Databricks and AWS worked together to publish our AWS Quick Start leveraging CloudFormation. In this open source code, AWS resources are created using native functions, then a Lambda function will execute various API calls to the Databricks’ account and workspace endpoints.

For customers using CloudFormation, we recommend using the open source code from the Quick Start as a baseline and customizing it according to your team’s specific requirements.

Summary: For teams with little DevOps experience, CloudFormation is a great GUI-based choice to get Databricks workspaces quickly spun up given a set of parameters.

Best Practices:

To wrap up this blog, let’s talk about best practices for using IaC, regardless of the tool you’re using.

  • Iterate and Iterate: As the old saying goes, “don’t let perfect be the enemy of good”. The process of deployment and refining code from proof of concept to production will take time and that’s entirely fine! This applies even if you deploy your first workspace through the console, the most important part is just getting started.
  • Modules not Monoliths: As you continue down the path of IaC, it’s recommended that you break out your various resources into individual modules. For example, if you know that you’ll use the same cluster configuration in three different environments with complete parity, create a module of this and call it into each new environment. Creating and maintaining multiple identical resources can become burdensome to maintain.
  • Scale IaC Usage in Higher Environments: IaC is not always uniformly used across development, QA, and production environments. You may have common modules used everywhere, like creating a shared cluster, but you may allow your development users to create manual jobs while in production they’re fully automated. A common trend is to allow users to work freely within development then as they pass into production-ready, use an IaC tool to package it up and push it to higher environments like QA and production. This keeps a level of standardization, but gives your users the freedom to explore the platform.
  • Proper Provider Authentication: As you adopt IaC for your Databricks on AWS deployments, you should always use service principals for the account and workspace authentication. This allows you to avoid hard-coded user credentials and manage service principals per environment.
  • Centralized Version Control: As mentioned before, integrating IaC is an iterative process. This applies for code maintenance and centralization as well. Initially, you may run your code from your local machine, but as you continue to develop, it’s important to move this code into a central repository such as GitHub, GitLab, BitBucket, etc. These repositories and backend Terraform configurations can allow your entire team to update your Databricks workspaces.

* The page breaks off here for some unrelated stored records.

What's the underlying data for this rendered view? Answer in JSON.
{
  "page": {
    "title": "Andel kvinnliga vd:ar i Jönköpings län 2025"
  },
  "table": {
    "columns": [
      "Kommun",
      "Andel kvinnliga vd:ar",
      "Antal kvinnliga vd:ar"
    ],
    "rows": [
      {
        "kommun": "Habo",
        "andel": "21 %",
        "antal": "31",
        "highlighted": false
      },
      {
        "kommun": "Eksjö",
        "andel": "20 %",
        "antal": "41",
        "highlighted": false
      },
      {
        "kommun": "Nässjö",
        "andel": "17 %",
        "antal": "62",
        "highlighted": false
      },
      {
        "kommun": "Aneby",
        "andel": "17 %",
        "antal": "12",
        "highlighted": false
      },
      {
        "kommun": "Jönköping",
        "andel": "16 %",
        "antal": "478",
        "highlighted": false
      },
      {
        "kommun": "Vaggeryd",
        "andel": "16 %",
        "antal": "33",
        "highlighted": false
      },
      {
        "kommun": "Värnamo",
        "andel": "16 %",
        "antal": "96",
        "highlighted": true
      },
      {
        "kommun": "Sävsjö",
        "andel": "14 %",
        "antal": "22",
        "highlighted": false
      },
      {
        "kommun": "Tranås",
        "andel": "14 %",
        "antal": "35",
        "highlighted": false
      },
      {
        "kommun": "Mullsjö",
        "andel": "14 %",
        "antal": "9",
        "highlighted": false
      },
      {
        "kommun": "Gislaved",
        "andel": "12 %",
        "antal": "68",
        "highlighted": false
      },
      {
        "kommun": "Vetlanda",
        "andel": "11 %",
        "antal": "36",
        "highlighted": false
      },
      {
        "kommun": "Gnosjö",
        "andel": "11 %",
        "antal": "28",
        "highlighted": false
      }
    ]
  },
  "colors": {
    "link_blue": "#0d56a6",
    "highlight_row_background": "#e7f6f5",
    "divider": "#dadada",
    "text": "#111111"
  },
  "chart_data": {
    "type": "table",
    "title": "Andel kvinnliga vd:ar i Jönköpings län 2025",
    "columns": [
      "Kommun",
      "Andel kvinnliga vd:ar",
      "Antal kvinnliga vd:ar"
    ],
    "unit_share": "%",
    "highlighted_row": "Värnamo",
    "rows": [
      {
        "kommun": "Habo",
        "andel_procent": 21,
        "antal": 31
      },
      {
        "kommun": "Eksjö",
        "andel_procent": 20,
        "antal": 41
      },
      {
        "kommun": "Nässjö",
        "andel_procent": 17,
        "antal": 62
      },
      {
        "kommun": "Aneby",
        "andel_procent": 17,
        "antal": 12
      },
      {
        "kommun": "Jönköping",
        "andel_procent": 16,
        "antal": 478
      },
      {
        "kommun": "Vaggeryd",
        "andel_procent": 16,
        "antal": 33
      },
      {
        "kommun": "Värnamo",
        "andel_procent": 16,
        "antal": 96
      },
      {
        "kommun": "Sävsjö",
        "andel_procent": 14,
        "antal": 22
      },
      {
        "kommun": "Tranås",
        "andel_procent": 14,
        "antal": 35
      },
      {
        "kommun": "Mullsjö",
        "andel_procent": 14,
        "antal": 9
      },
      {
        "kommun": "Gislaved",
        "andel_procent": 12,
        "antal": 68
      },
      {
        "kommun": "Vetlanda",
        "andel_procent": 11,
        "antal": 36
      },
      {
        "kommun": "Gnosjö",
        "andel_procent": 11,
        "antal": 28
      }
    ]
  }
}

In conclusion, automation is crucial to any successful cloud deployment, and Databricks on AWS is no exception. You can ensure a smooth and efficient deployment process by utilizing the three endpoints discussed in this blog post and implementing best practices for automation. So, suppose you’re a cloud engineer looking to deploy Databricks on AWS, in this case, we encourage you to incorporate these tips into your deployment strategy and take advantage of the benefits that this powerful platform has to offer.